HARIKA – Pasca pandemi saat ini tercatat ada 345 juta orang di seluruh dunia hadapi masalah kelaparan. Dunia masih akan menghadapi masalah kemiskinan, kelaparan dan persoalan pemenuhan kebutuhan dasar pangan. Krisis terbesar yang mengancam saat ini di depan mata adalah “Krisis Pangan”.
Mereka yang paling merasakan dampak krisis ini adalah para pengungsi yang berasal dari dan berada di dalam wilayah-wilayah konflik, yang tak kunjung membaik hingga kini. Gaza dan Tepi Barat (Palestina), Syam (Lebanon, Suriah, perbatasan Turki), Yaman di kawasan Timur Tengah, lalu Uyghur, Kashmir, Rohingya di kawasan Asia Barat dan Asia Tengah. Di periode Musim Dingin dan Moonson jelang akhir tahun dan awal tahun, situasinya semakin bertambah sulit untuk mereka.
Ketidaklayakan tempat tinggal, kekurangan bahan pangan, ketiadaan pakaian serta perlengkapan musim dingin jadi masalah besar bagi saudara-saudara muslim global yang hidup di wilayah konflik.
Jalur Gaza dan Tepi Barat (termasuk Yerusalem Timur) dalam kondisi yang tak jauh berbeda. Keduanya sama-sama diblokade. Jalur Gaza terpenjara dengan blokade wilayah, sementara warga Palestina di Tepi Barat dan Yerusalem terblokade dengan seratusan lebih check-point termasuk teror berkelanjutan perampasan rumah serta tanah.

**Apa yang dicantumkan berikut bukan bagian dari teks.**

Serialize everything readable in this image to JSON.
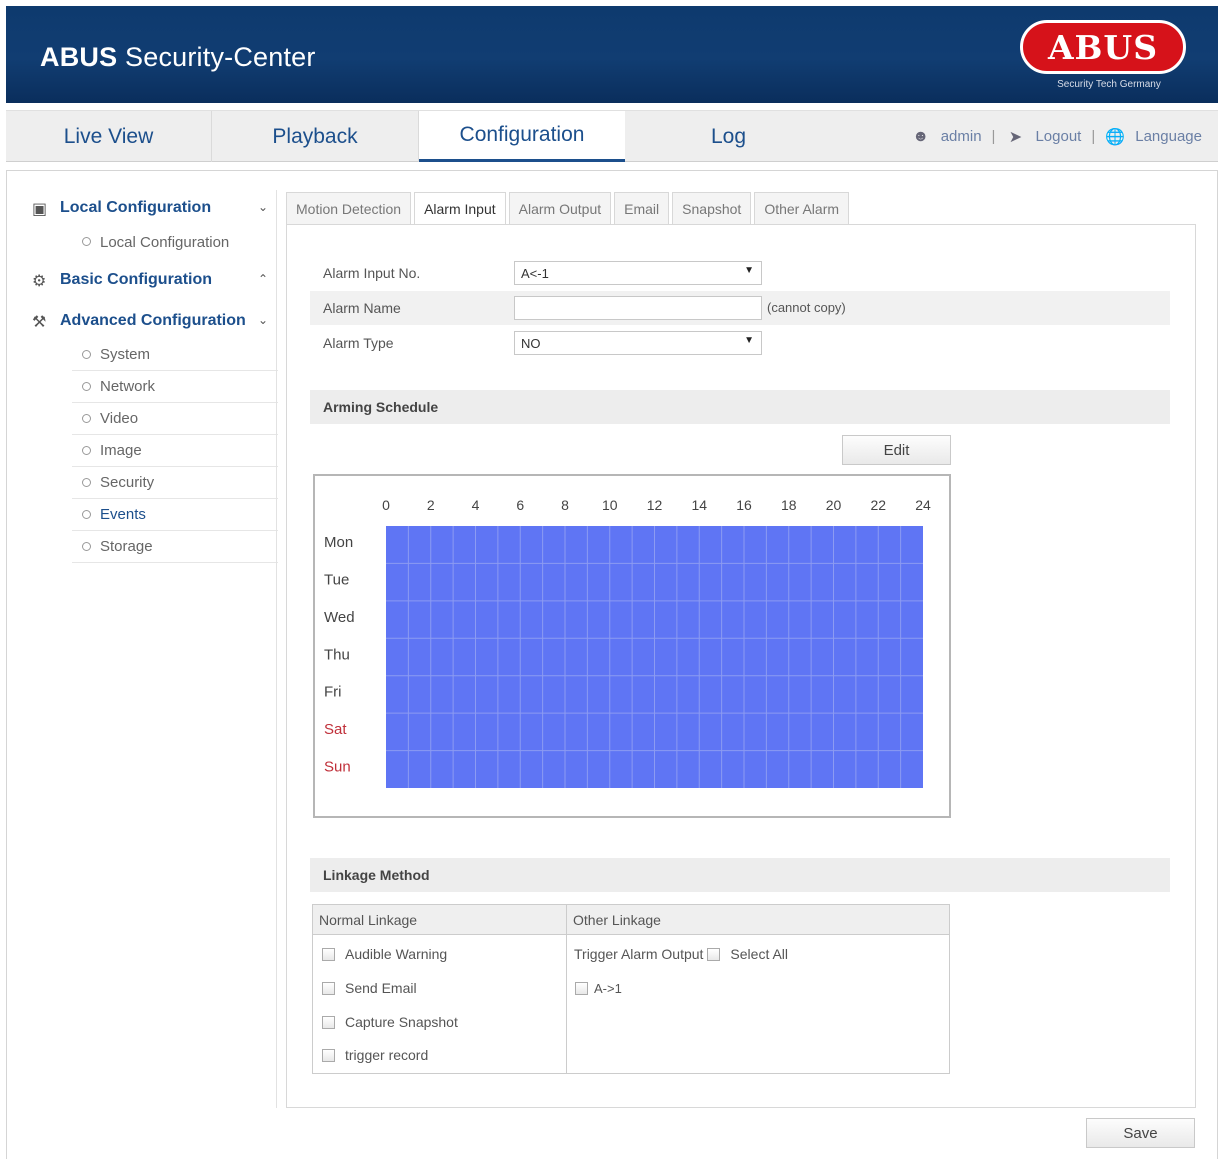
{
  "header": {
    "title_brand": "ABUS",
    "title_rest": " Security-Center",
    "logo_text": "ABUS",
    "logo_tagline": "Security Tech Germany",
    "colors": {
      "header_bg": "#113d72",
      "logo_red": "#d6121a",
      "link_blue": "#1c4f8c",
      "schedule_fill": "#5f75f4",
      "weekend_red": "#c0303a"
    }
  },
  "nav": {
    "tabs": [
      "Live View",
      "Playback",
      "Configuration",
      "Log"
    ],
    "active_tab": "Configuration",
    "user": "admin",
    "logout": "Logout",
    "language": "Language",
    "sep": "|"
  },
  "sidebar": {
    "local_group": "Local Configuration",
    "local_items": [
      "Local Configuration"
    ],
    "basic_group": "Basic Configuration",
    "advanced_group": "Advanced Configuration",
    "advanced_items": [
      "System",
      "Network",
      "Video",
      "Image",
      "Security",
      "Events",
      "Storage"
    ]
  },
  "subtabs": [
    "Motion Detection",
    "Alarm Input",
    "Alarm Output",
    "Email",
    "Snapshot",
    "Other Alarm"
  ],
  "active_subtab": "Alarm Input",
  "form": {
    "alarm_input_no_label": "Alarm Input No.",
    "alarm_input_no_value": "A<-1",
    "alarm_name_label": "Alarm Name",
    "alarm_name_value": "",
    "alarm_name_hint": "(cannot copy)",
    "alarm_type_label": "Alarm Type",
    "alarm_type_value": "NO"
  },
  "arming": {
    "title": "Arming Schedule",
    "edit_button": "Edit",
    "hours": [
      "0",
      "2",
      "4",
      "6",
      "8",
      "10",
      "12",
      "14",
      "16",
      "18",
      "20",
      "22",
      "24"
    ],
    "days": [
      "Mon",
      "Tue",
      "Wed",
      "Thu",
      "Fri",
      "Sat",
      "Sun"
    ],
    "weekend_days": [
      "Sat",
      "Sun"
    ],
    "armed_start_hour": 0,
    "armed_end_hour": 24
  },
  "linkage": {
    "title": "Linkage Method",
    "normal_header": "Normal Linkage",
    "other_header": "Other Linkage",
    "normal_items": [
      "Audible Warning",
      "Send Email",
      "Capture Snapshot",
      "trigger record"
    ],
    "trigger_label": "Trigger Alarm Output",
    "select_all": "Select All",
    "outputs": [
      "A->1"
    ]
  },
  "save_button": "Save"
}
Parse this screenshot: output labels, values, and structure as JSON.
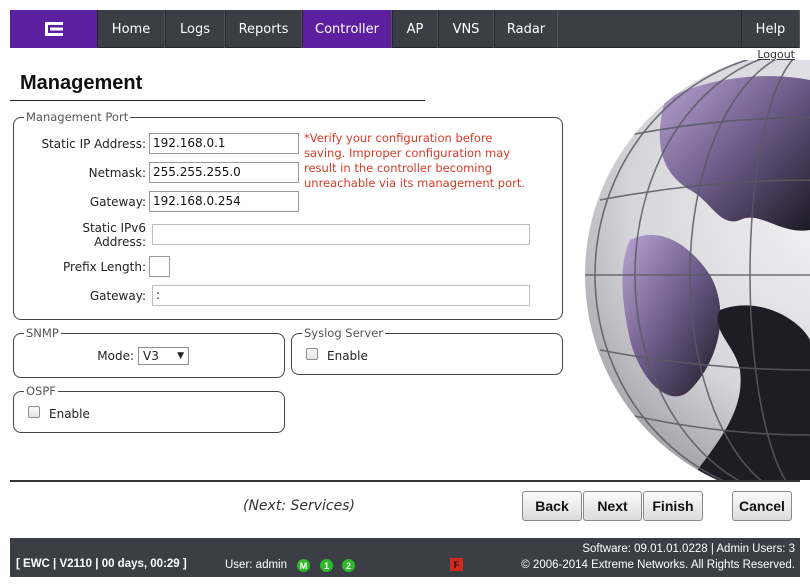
{
  "nav": {
    "logo_icon": "extreme-networks-logo",
    "items": [
      {
        "label": "Home"
      },
      {
        "label": "Logs"
      },
      {
        "label": "Reports"
      },
      {
        "label": "Controller",
        "active": true
      },
      {
        "label": "AP"
      },
      {
        "label": "VNS"
      },
      {
        "label": "Radar"
      }
    ],
    "help": "Help",
    "logout": "Logout",
    "accent_color": "#5b1fa0"
  },
  "page": {
    "title": "Management"
  },
  "management_port": {
    "legend": "Management Port",
    "static_ip_label": "Static IP Address:",
    "static_ip_value": "192.168.0.1",
    "netmask_label": "Netmask:",
    "netmask_value": "255.255.255.0",
    "gateway_label": "Gateway:",
    "gateway_value": "192.168.0.254",
    "ipv6_label_line1": "Static IPv6",
    "ipv6_label_line2": "Address:",
    "ipv6_value": "",
    "prefix_label": "Prefix Length:",
    "prefix_value": "",
    "gateway6_label": "Gateway:",
    "gateway6_value": ":",
    "warning_line1": "*Verify your configuration before",
    "warning_line2": "saving. Improper configuration may",
    "warning_line3": "result in the controller becoming",
    "warning_line4": "unreachable via its management port.",
    "warning_color": "#d43c2a"
  },
  "snmp": {
    "legend": "SNMP",
    "mode_label": "Mode:",
    "mode_value": "V3"
  },
  "syslog": {
    "legend": "Syslog Server",
    "enable_label": "Enable"
  },
  "ospf": {
    "legend": "OSPF",
    "enable_label": "Enable"
  },
  "footer": {
    "next_hint": "(Next: Services)",
    "back": "Back",
    "next": "Next",
    "finish": "Finish",
    "cancel": "Cancel"
  },
  "status": {
    "system": "[ EWC | V2110 | 00 days, 00:29 ]",
    "user": "User: admin",
    "badges": [
      "M",
      "1",
      "2"
    ],
    "fault_badge": "F",
    "software": "Software: 09.01.01.0228 | Admin Users: 3",
    "copyright": "© 2006-2014  Extreme Networks. All Rights Reserved."
  }
}
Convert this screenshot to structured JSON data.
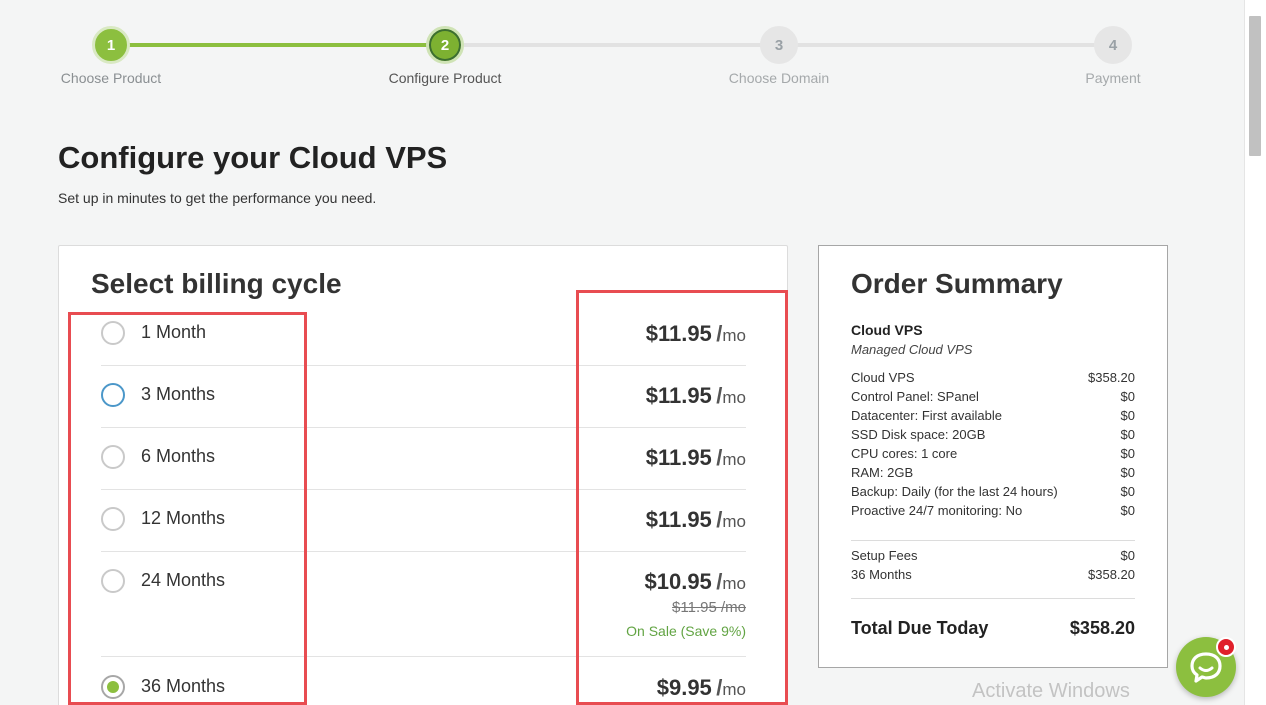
{
  "steps": [
    {
      "num": "1",
      "label": "Choose Product",
      "state": "done"
    },
    {
      "num": "2",
      "label": "Configure Product",
      "state": "current"
    },
    {
      "num": "3",
      "label": "Choose Domain",
      "state": "todo"
    },
    {
      "num": "4",
      "label": "Payment",
      "state": "todo"
    }
  ],
  "page": {
    "title": "Configure your Cloud VPS",
    "subtitle": "Set up in minutes to get the performance you need."
  },
  "billing": {
    "heading": "Select billing cycle",
    "per_slash": "/",
    "per_unit": "mo",
    "options": [
      {
        "label": "1 Month",
        "price": "$11.95",
        "state": "unchecked"
      },
      {
        "label": "3 Months",
        "price": "$11.95",
        "state": "hover"
      },
      {
        "label": "6 Months",
        "price": "$11.95",
        "state": "unchecked"
      },
      {
        "label": "12 Months",
        "price": "$11.95",
        "state": "unchecked"
      },
      {
        "label": "24 Months",
        "price": "$10.95",
        "old_price": "$11.95 /mo",
        "sale": "On Sale (Save 9%)",
        "state": "unchecked"
      },
      {
        "label": "36 Months",
        "price": "$9.95",
        "state": "checked"
      }
    ]
  },
  "summary": {
    "heading": "Order Summary",
    "product": "Cloud VPS",
    "product_sub": "Managed Cloud VPS",
    "lines": [
      {
        "name": "Cloud VPS",
        "value": "$358.20"
      },
      {
        "name": "Control Panel: SPanel",
        "value": "$0"
      },
      {
        "name": "Datacenter: First available",
        "value": "$0"
      },
      {
        "name": "SSD Disk space: 20GB",
        "value": "$0"
      },
      {
        "name": "CPU cores: 1 core",
        "value": "$0"
      },
      {
        "name": "RAM: 2GB",
        "value": "$0"
      },
      {
        "name": "Backup: Daily (for the last 24 hours)",
        "value": "$0"
      },
      {
        "name": "Proactive 24/7 monitoring: No",
        "value": "$0"
      }
    ],
    "fees": [
      {
        "name": "Setup Fees",
        "value": "$0"
      },
      {
        "name": "36 Months",
        "value": "$358.20"
      }
    ],
    "total_label": "Total Due Today",
    "total_value": "$358.20"
  },
  "watermark": "Activate Windows",
  "colors": {
    "accent": "#8cbf3f",
    "annotation": "#e84c51",
    "sale": "#62a443"
  }
}
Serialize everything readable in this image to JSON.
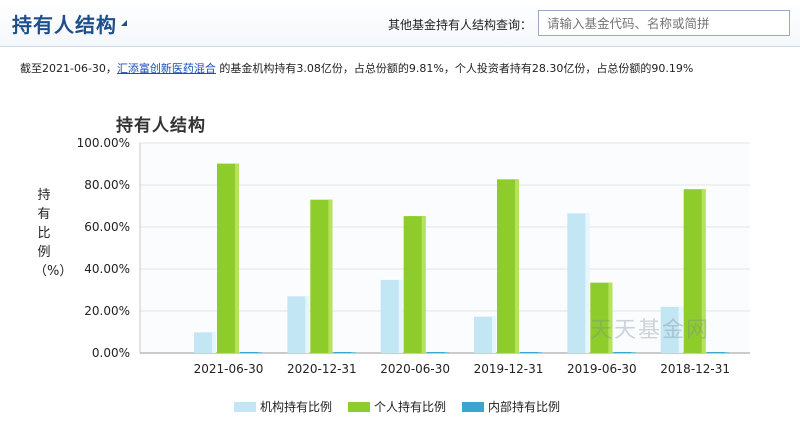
{
  "header": {
    "title": "持有人结构",
    "search_label": "其他基金持有人结构查询：",
    "search_placeholder": "请输入基金代码、名称或简拼"
  },
  "summary": {
    "prefix": "截至2021-06-30，",
    "fund_link": "汇添富创新医药混合",
    "suffix": " 的基金机构持有3.08亿份，占总份额的9.81%，个人投资者持有28.30亿份，占总份额的90.19%"
  },
  "watermark": "天天基金网",
  "colors": {
    "institution": "#c3e6f5",
    "individual": "#8ecc2b",
    "internal": "#3aa6cf",
    "grid": "#e3e3e3",
    "title": "#1d4f8c"
  },
  "chart_data": {
    "type": "bar",
    "title": "持有人结构",
    "ylabel": "持有比例（%）",
    "xlabel": "",
    "categories": [
      "2021-06-30",
      "2020-12-31",
      "2020-06-30",
      "2019-12-31",
      "2019-06-30",
      "2018-12-31"
    ],
    "ylim": [
      0,
      100
    ],
    "yticks": [
      "0.00%",
      "20.00%",
      "40.00%",
      "60.00%",
      "80.00%",
      "100.00%"
    ],
    "grid": true,
    "legend_position": "bottom",
    "series": [
      {
        "name": "机构持有比例",
        "values": [
          9.81,
          27.0,
          34.8,
          17.3,
          66.5,
          22.0
        ]
      },
      {
        "name": "个人持有比例",
        "values": [
          90.19,
          73.0,
          65.2,
          82.7,
          33.5,
          78.0
        ]
      },
      {
        "name": "内部持有比例",
        "values": [
          0.2,
          0.2,
          0.2,
          0.2,
          0.2,
          0.2
        ]
      }
    ]
  }
}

Mulai pertengahan Desember lalu, sebagai penanda masuknya musim dingin, curah hujan semakin tinggi membasahi tanah Gaza. Curah hujan yang tinggi ini sering membuat beberapa wilayah di Gaza tergenang oleh banjir.
Ini karena di wilayah-wilayah itu mengandalkan pompa air–berbahan bakar minyak untuk mengalirkan air yang meluap, yang kerap kehabisan bahan bakar minyak. Ya, bahan bakar minyak, listrik dan gas sejak bertahun-tahun silam sudah menjadi barang langka di Jalur Gaza. Rumah tinggal, sekolah, masjid sampai rumah-rumah sakit pun hanya bisa mengandalkan pasokan listrik (dari Israel) 4-6 jam sehari. Sementara bahan bakar minyak tak hanya langka, tapi juga mahal.
Di musim dingin tahun ini, warga Gaza masih harus terus bertahan hidup dengan sumber daya sebisanya. Keluarga-keluarga yang kehilangan rumah akibat agresi setiap tahun Israel, belum bisa mendirikan rumahnya lagi secara utuh. Apalagi keluarga-keluarga yang menempati rumah-rumah semi permanen, di beberapa wilayah di Jalur Gaza.
Mereka harus menjalani musim dingin yang di malam hari suhu bisa mendekati 0 ̊celcius, tanpa persiapan. Sulitnya kondisi ekonomi Gaza dan masih langkanya peluang kerja, makin membebani Jalur Gaza dan warganya. Penduduk Gaza tak punya cukup pakaian musim dingin, perlengkapan tidur, tak punya penghangat ruangan dan kekurangan bahan pangan untuk menghadapi musim dingin yang berlangsung sampai awal Maret nanti.
Mari teruskan kepedulian untuk Saudara-saudara muslim kita di Palestina, Syam, Uyghur, Rohingya, Afrika dan di beberapa belahan lain dunia.